Elle s’appuie sur les journaux locaux qui offrent la régularité nécessaire d’une source facilement identifiable.
Armelle Bonin y ajoute un commentaire qui permet d’expliciter le contenu des articles reproduits, d’en donner le sens souvent caché ou la vraie version d’une présentation édulcorée. Il permet aussi de les resituer en allant du contexte local au national et parfois même jusqu’à l’international.
Il y a 100 ans…
La chronique de mai 1918 aborde le thème du front économique de l’arrière, c’est-à-dire la bataille du ravitaillement de la population. En passe d’être perdue par l’Allemagne, victime d’une disette générale, elle est menée par l’État français comme « une force de résistance » de la nation, à travers la mise en place progressive, « dans l’intérêt général », d’une économie administrée. On en découvre ici l’un des points essentiels : « l’organisation » de la consommation par « une carte individuelle d’alimentation ». La presse locale avait déjà à plusieurs reprises évoqué les pénuries de denrées de première nécessité, ainsi que les privations qu’elles occasionnaient. L’inflation avait nécessité la taxation de leurs prix depuis avril 1916. En ce printemps 1918, la situation s’est encore aggravée : les énormes besoins militaires, l’encombrement des réseaux de transports, notamment à cause de l’arrivée des troupes américaines, les difficultés d’importation suite à la guerre sous-marine, l’afflux de réfugiés, bouches supplémentaires à nourrir, etc.., obligent à aller encore plus loin. Ici comme ailleurs, c’est une « tâche ingrate entre toutes de ravitailler Arcachon et ses nombreux étrangers ».
La Vigie d’Arcachon rend un hommage appuyé à l’action du maire dont elle se fait régulièrement l’écho, contrairement à son concurrent L’Avenir d’Arcachon, très critique.

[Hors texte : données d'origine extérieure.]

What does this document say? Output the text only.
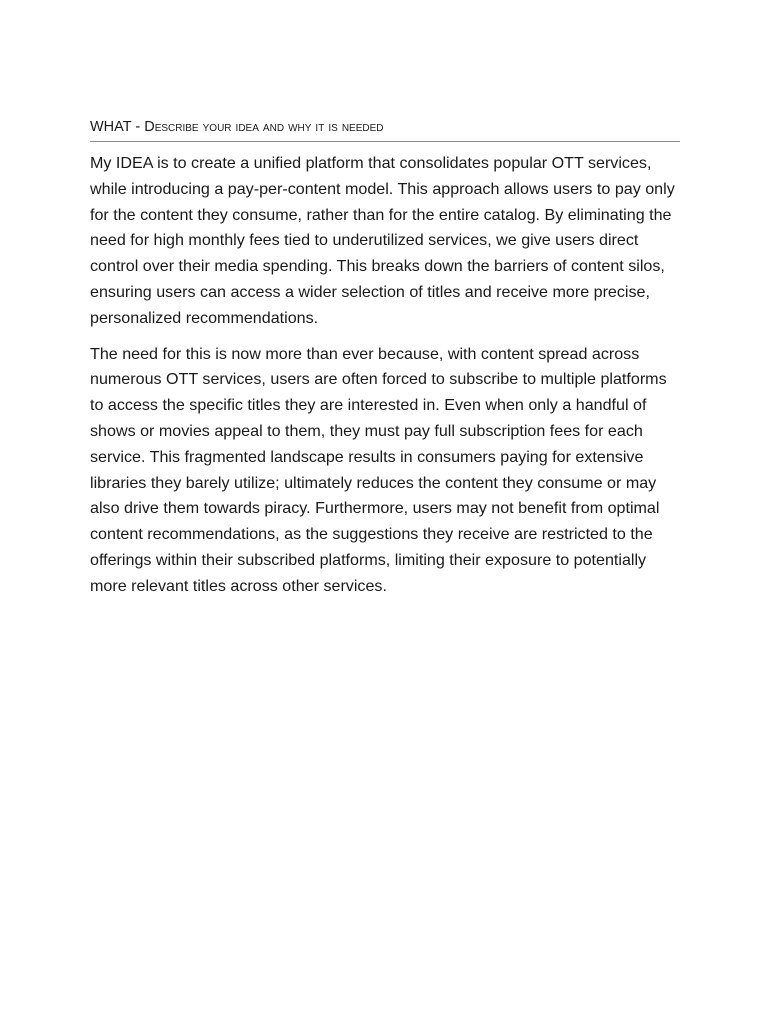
WHAT - Describe your idea and why it is needed

My IDEA is to create a unified platform that consolidates popular OTT services, while introducing a pay-per-content model. This approach allows users to pay only for the content they consume, rather than for the entire catalog. By eliminating the need for high monthly fees tied to underutilized services, we give users direct control over their media spending. This breaks down the barriers of content silos, ensuring users can access a wider selection of titles and receive more precise, personalized recommendations.

The need for this is now more than ever because, with content spread across numerous OTT services, users are often forced to subscribe to multiple platforms to access the specific titles they are interested in. Even when only a handful of shows or movies appeal to them, they must pay full subscription fees for each service. This fragmented landscape results in consumers paying for extensive libraries they barely utilize; ultimately reduces the content they consume or may also drive them towards piracy. Furthermore, users may not benefit from optimal content recommendations, as the suggestions they receive are restricted to the offerings within their subscribed platforms, limiting their exposure to potentially more relevant titles across other services.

Elle souligne le bien-fondé de ses achats en gros de pommes de terre, ayant permis une revente aux particuliers à « des prix au-dessous de la taxe », ou le fait que les farines « n’ont jamais fait défaut à Arcachon », et ce depuis 1914. En effet, depuis lors se réunit autour de lui « tous les samedis à 17h » le « Comité local d’alimentation ». À Bordeaux, il fait également partie, depuis le début de la guerre, de la commission permanente girondine de répartition des farines. C’est l’embryon du système que l’État reprend ensuite à son compte, tant au niveau national qu’au niveau déconcentré des préfectures (comités départementaux de ravitaillement). La carte individuelle d’alimentation incarne ces trois niveaux de centralisation administrative : la municipalité fait remonter les besoins des administrés via des « feuilles de déclaration » et leur distribue les cartes éditées par le ministère du Ravitaillement général (créé en avril 1917) qu’elle valide ; le préfet joue le rôle intermédiaire de courroie de transmission et d’organisme de contrôle.
Les journaux sont sollicités pour faire la « propagande » de l’action gouvernementale. Après la mise en place en février 1917 par le gouvernement Édouard Herriot d’une carte familiale de pain et de sucre, la loi du 10 février 1918 remplace cette dernière par un dispositif plus complet portant sur les personnes, entré en vigueur à partir d’avril. Une circulaire du 21 mars 1918 enjoint à la presse de « fixer dans l’esprit du public la raison d’être et le mécanisme du régime nouveau de la consommation». C’est ce que fait La Vigie d’Arcachon, précisant que c’est « un moyen pratique de participer à la répartition des denrées contingentées ». Surtout, c’est une oeuvre de « justice », il est « équitable de réserver certaines quantités » « aux familles les moins fortunées ». En effet, ces dernières ne pourraient pas se les procurer au prix fort. Le but est « de mettre un frein aux menées d’accaparement et de spéculation », vocabulaire déjà utilisé lors de la Révolution française. Les commerçants se sentent particulièrements visés, pour leurs éventuels « profits illégitimes » et « manœuvres frauduleuses », punis par la loi. Avec une ironique flatterie, le journal s’efforce de faire appel à leur « patriotisme », leur « bonne foi » et « leur dévouement », alors même que certains d’entre eux s’étaient plaints auprès de L’Avenir d’Arcachon de la vente des pommes de terre à prix coûtant par le maire. Agents d’une économie privée libérale, ils devront dorénavant se faire « les auxiliaires indispensables des services publics ».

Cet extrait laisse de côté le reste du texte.